Guns For San Sebastian is about as rock solid as they come in the spaghetti or even B-level westerns. Quinn delivers a good, unique lead performance and character to unfold a terrific little story about his insertion to a small town being ruled by outsiders. The film has a lot of fun with its set, its battles and characters to make it one to check back in on every once in a while.
Video
Encoding: MPEG-4 AVC
Resolution: 1080p
Aspect Ratio: 2.35:1
Layers: BD-50
Clarity/Detail: Guns For San Sebastian is loaded with a pretty outstanding image in its debut on the Blur-ay format. Its a crisp, sharp image with a nice layer of grain intact. Colors really dazzle and details a very strong. After the opening credits, which look quite brown and worn, the quality snaps right up and really pops off the screen for a lovely motion picture.
Depth: Scale comes across pretty impressively as you get a sense of distance with the pushback on the hills, the village, characters and object medium in frame and the like.
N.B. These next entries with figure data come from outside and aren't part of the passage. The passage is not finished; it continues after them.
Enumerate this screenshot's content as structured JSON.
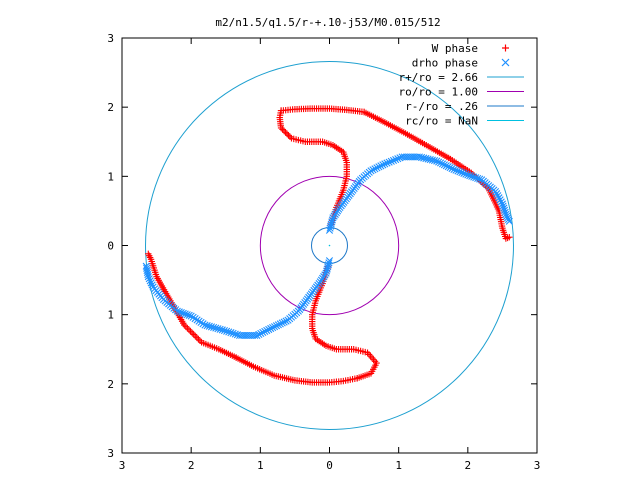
{
  "chart_data": {
    "type": "scatter",
    "title": "m2/n1.5/q1.5/r-+.10-j53/M0.015/512",
    "xlabel": "",
    "ylabel": "",
    "xlim": [
      -3,
      3
    ],
    "ylim": [
      -3,
      3
    ],
    "x_tick_labels": [
      "3",
      "2",
      "1",
      "0",
      "1",
      "2",
      "3"
    ],
    "y_tick_labels": [
      "3",
      "2",
      "1",
      "0",
      "1",
      "2",
      "3"
    ],
    "grid": false,
    "legend_position": "top-right",
    "series": [
      {
        "name": "W phase",
        "marker": "plus",
        "color": "#ff0000",
        "arms": [
          [
            [
              0.02,
              0.3
            ],
            [
              0.1,
              0.55
            ],
            [
              0.2,
              0.8
            ],
            [
              0.25,
              1.0
            ],
            [
              0.25,
              1.2
            ],
            [
              0.2,
              1.35
            ],
            [
              0.05,
              1.45
            ],
            [
              -0.1,
              1.5
            ],
            [
              -0.35,
              1.5
            ],
            [
              -0.55,
              1.55
            ],
            [
              -0.7,
              1.7
            ],
            [
              -0.72,
              1.85
            ],
            [
              -0.7,
              1.95
            ]
          ],
          [
            [
              -0.7,
              1.95
            ],
            [
              -0.5,
              1.97
            ],
            [
              -0.25,
              1.98
            ],
            [
              0.0,
              1.98
            ],
            [
              0.25,
              1.96
            ],
            [
              0.5,
              1.93
            ]
          ],
          [
            [
              0.5,
              1.93
            ],
            [
              0.8,
              1.78
            ],
            [
              1.1,
              1.62
            ],
            [
              1.4,
              1.45
            ],
            [
              1.75,
              1.25
            ],
            [
              2.05,
              1.05
            ],
            [
              2.3,
              0.82
            ],
            [
              2.45,
              0.5
            ],
            [
              2.5,
              0.25
            ],
            [
              2.55,
              0.1
            ],
            [
              2.6,
              0.12
            ]
          ],
          [
            [
              -0.02,
              -0.3
            ],
            [
              -0.1,
              -0.55
            ],
            [
              -0.2,
              -0.8
            ],
            [
              -0.25,
              -1.0
            ],
            [
              -0.25,
              -1.2
            ],
            [
              -0.2,
              -1.35
            ],
            [
              -0.05,
              -1.45
            ],
            [
              0.1,
              -1.5
            ],
            [
              0.35,
              -1.5
            ],
            [
              0.55,
              -1.55
            ],
            [
              0.68,
              -1.7
            ],
            [
              0.6,
              -1.85
            ],
            [
              0.4,
              -1.92
            ]
          ],
          [
            [
              0.4,
              -1.92
            ],
            [
              0.2,
              -1.96
            ],
            [
              0.0,
              -1.98
            ],
            [
              -0.25,
              -1.98
            ],
            [
              -0.5,
              -1.95
            ],
            [
              -0.8,
              -1.88
            ],
            [
              -1.1,
              -1.75
            ],
            [
              -1.35,
              -1.62
            ]
          ],
          [
            [
              -1.35,
              -1.62
            ],
            [
              -1.6,
              -1.5
            ],
            [
              -1.85,
              -1.4
            ],
            [
              -2.1,
              -1.15
            ],
            [
              -2.3,
              -0.8
            ],
            [
              -2.5,
              -0.45
            ],
            [
              -2.58,
              -0.2
            ],
            [
              -2.62,
              -0.12
            ]
          ]
        ]
      },
      {
        "name": "drho phase",
        "marker": "cross",
        "color": "#1e90ff",
        "arms": [
          [
            [
              0.0,
              0.22
            ],
            [
              0.05,
              0.4
            ],
            [
              0.15,
              0.55
            ],
            [
              0.3,
              0.75
            ],
            [
              0.45,
              0.95
            ],
            [
              0.6,
              1.08
            ],
            [
              0.8,
              1.18
            ],
            [
              1.05,
              1.28
            ],
            [
              1.3,
              1.28
            ],
            [
              1.55,
              1.22
            ],
            [
              1.8,
              1.1
            ],
            [
              2.0,
              1.02
            ],
            [
              2.2,
              0.95
            ],
            [
              2.4,
              0.78
            ],
            [
              2.5,
              0.6
            ],
            [
              2.55,
              0.45
            ],
            [
              2.6,
              0.35
            ]
          ],
          [
            [
              0.0,
              -0.22
            ],
            [
              -0.05,
              -0.4
            ],
            [
              -0.15,
              -0.55
            ],
            [
              -0.3,
              -0.75
            ],
            [
              -0.45,
              -0.95
            ],
            [
              -0.6,
              -1.08
            ],
            [
              -0.85,
              -1.2
            ],
            [
              -1.05,
              -1.3
            ],
            [
              -1.3,
              -1.3
            ],
            [
              -1.55,
              -1.22
            ],
            [
              -1.8,
              -1.15
            ],
            [
              -2.0,
              -1.02
            ],
            [
              -2.2,
              -0.95
            ],
            [
              -2.4,
              -0.78
            ],
            [
              -2.55,
              -0.6
            ],
            [
              -2.62,
              -0.45
            ],
            [
              -2.65,
              -0.3
            ]
          ]
        ]
      }
    ],
    "circles": [
      {
        "label": "r+/ro = 2.66",
        "radius": 2.66,
        "color": "#1ea0d0"
      },
      {
        "label": "ro/ro = 1.00",
        "radius": 1.0,
        "color": "#a000b0"
      },
      {
        "label": "r-/ro = .26",
        "radius": 0.26,
        "color": "#1e78c8"
      },
      {
        "label": "rc/ro = NaN",
        "radius": null,
        "color": "#00c0e0"
      }
    ]
  }
}
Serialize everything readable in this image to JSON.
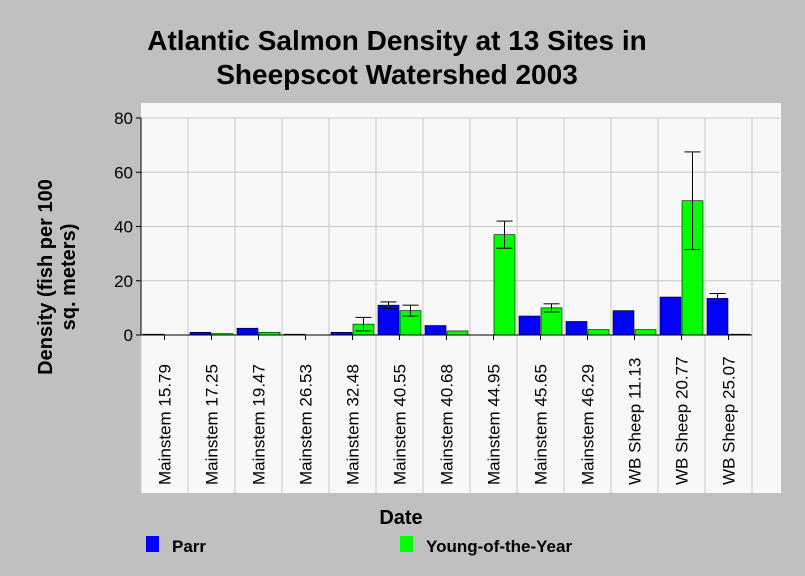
{
  "chart_data": {
    "type": "bar",
    "title_lines": [
      "Atlantic Salmon Density at 13 Sites in",
      "Sheepscot Watershed 2003"
    ],
    "xlabel": "Date",
    "ylabel_lines": [
      "Density (fish per 100",
      "sq. meters)"
    ],
    "ylim": [
      0,
      80
    ],
    "yticks": [
      "0",
      "20",
      "40",
      "60",
      "80"
    ],
    "grid": true,
    "legend_position": "bottom",
    "categories": [
      "Mainstem 15.79",
      "Mainstem 17.25",
      "Mainstem 19.47",
      "Mainstem 26.53",
      "Mainstem 32.48",
      "Mainstem 40.55",
      "Mainstem 40.68",
      "Mainstem 44.95",
      "Mainstem 45.65",
      "Mainstem 46.29",
      "WB Sheep 11.13",
      "WB Sheep 20.77",
      "WB Sheep 25.07"
    ],
    "series": [
      {
        "name": "Parr",
        "color": "#0000ff",
        "values": [
          0.3,
          1.0,
          2.5,
          0.3,
          1.0,
          11.0,
          3.5,
          0,
          7.0,
          5.0,
          9.0,
          14.0,
          13.5
        ],
        "error": [
          null,
          null,
          null,
          null,
          null,
          1.2,
          null,
          null,
          null,
          null,
          null,
          null,
          1.8
        ]
      },
      {
        "name": "Young-of-the-Year",
        "color": "#00ff00",
        "values": [
          0,
          0.5,
          1.0,
          0,
          4.0,
          9.0,
          1.5,
          37.0,
          10.0,
          2.0,
          2.0,
          49.5,
          0.3
        ],
        "error": [
          null,
          null,
          null,
          null,
          2.5,
          2.0,
          null,
          5.0,
          1.5,
          null,
          null,
          18.0,
          null
        ]
      }
    ]
  }
}
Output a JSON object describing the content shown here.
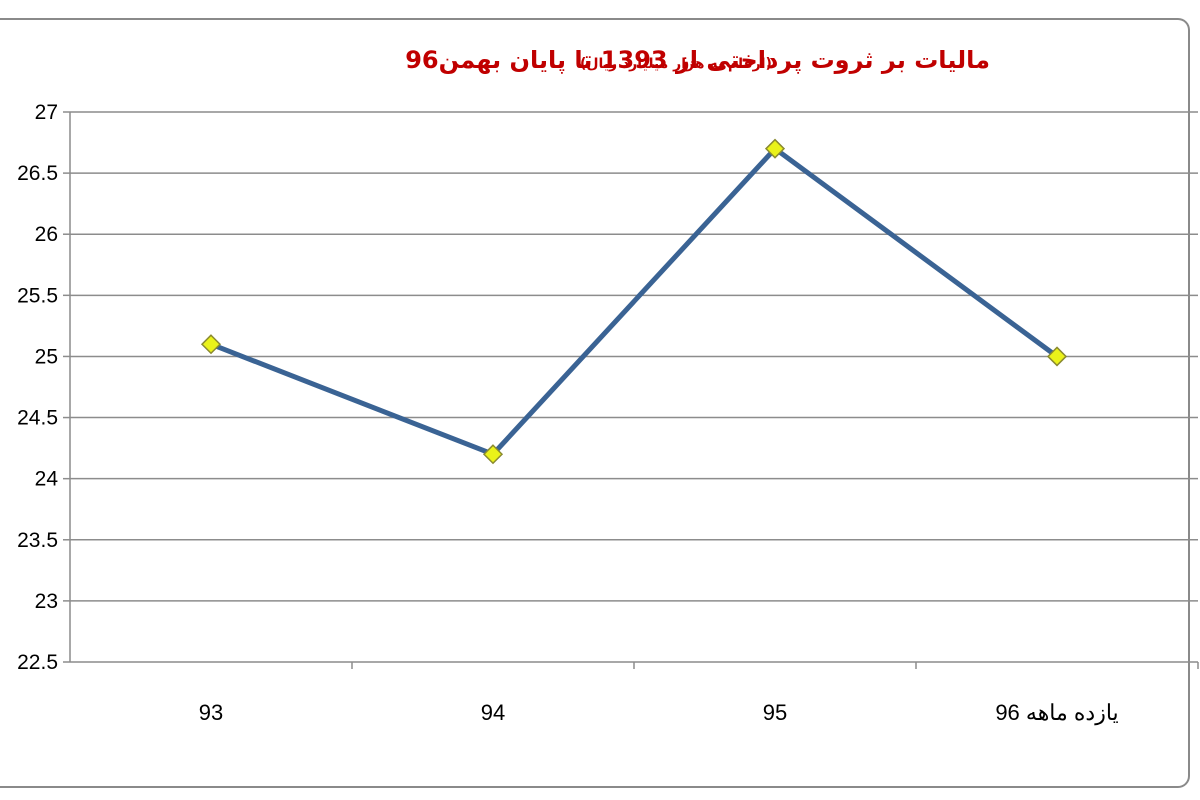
{
  "chart_data": {
    "type": "line",
    "title": "مالیات بر ثروت پرداختی از 1393 تا پایان بهمن96",
    "subtitle": "(ارقام به هزار میلیارد ریال)",
    "categories": [
      "93",
      "94",
      "95",
      "یازده ماهه 96"
    ],
    "values": [
      25.1,
      24.2,
      26.7,
      25.0
    ],
    "yticks": [
      "22.5",
      "23",
      "23.5",
      "24",
      "24.5",
      "25",
      "25.5",
      "26",
      "26.5",
      "27"
    ],
    "ylim": [
      22.5,
      27
    ],
    "xlabel": "",
    "ylabel": "",
    "grid": true,
    "legend": "none",
    "line_color": "#3a6394",
    "marker_color": "#eaf21a",
    "marker_stroke": "#8a8a30",
    "grid_color": "#8c8c8c",
    "title_color": "#c00000"
  }
}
Motion is smooth and natural with no distortions from rapid movement.
Black Levels: Blacks are deep and close to natural levels. Providing good shadow, shading, definition and saturation holding to details, textures and patterns. No crushing present.
Color Reproduction: This is quite a colorful film while being a village set piece in the desert. There’s a lot of pop from the nice green hills, red bandanas, colorful garments and more.
Flesh Tones: Skin tones are natural and consistent from start to finish. Facial features and textures are clear and visible in any close up and medium shot.
Noise/Artifacts: Clean.
Audio
Audio Format(s): English 2.0 Mono DTS-HD MA
Subtitles: English SDH
Dynamics: Guns for San Sebastian actually provides a really terrific mono track. It carries some impressive deep tones that really do go give a solid bump. There’s no really present analog hiss here either. Effects, vocals and music are all wonderfully balanced and wound together with good space on one another. Sound effects carry some good layering, depth and range.
Height: N/A
Low Frequency Extension: N/A
Surround Sound Presentation: N/A
Dialogue Reproduction: Vocals are clear and crisp. Plenty present with no analog his in the mix. Its interesting as a spaghetti western to see a lot of live audio present and not just the entire thing ADR’d. The audios blend quite well.
Extras
Vintage Featurette: San Sebastian 1746 in 1968 (SD, 9:54) – A decent little piece of vintage behind the scenes work, narrated and featuring on-set footage and interviews.
Theatrical Trailer (HD, 3:25)
Summary
Guns For San Sebastian finds itself a decent little spaghetti western with the unique backdrop of Mexico to give it its own flare instead of the usual Italy. Warner Archive Collection provides it with a pretty rock solid presentation to go with a nice little archival feature to add a little more heft to the disc. Western fans will want to grab this one, others may want to peak their curiosity with a streaming or rental view before purchase.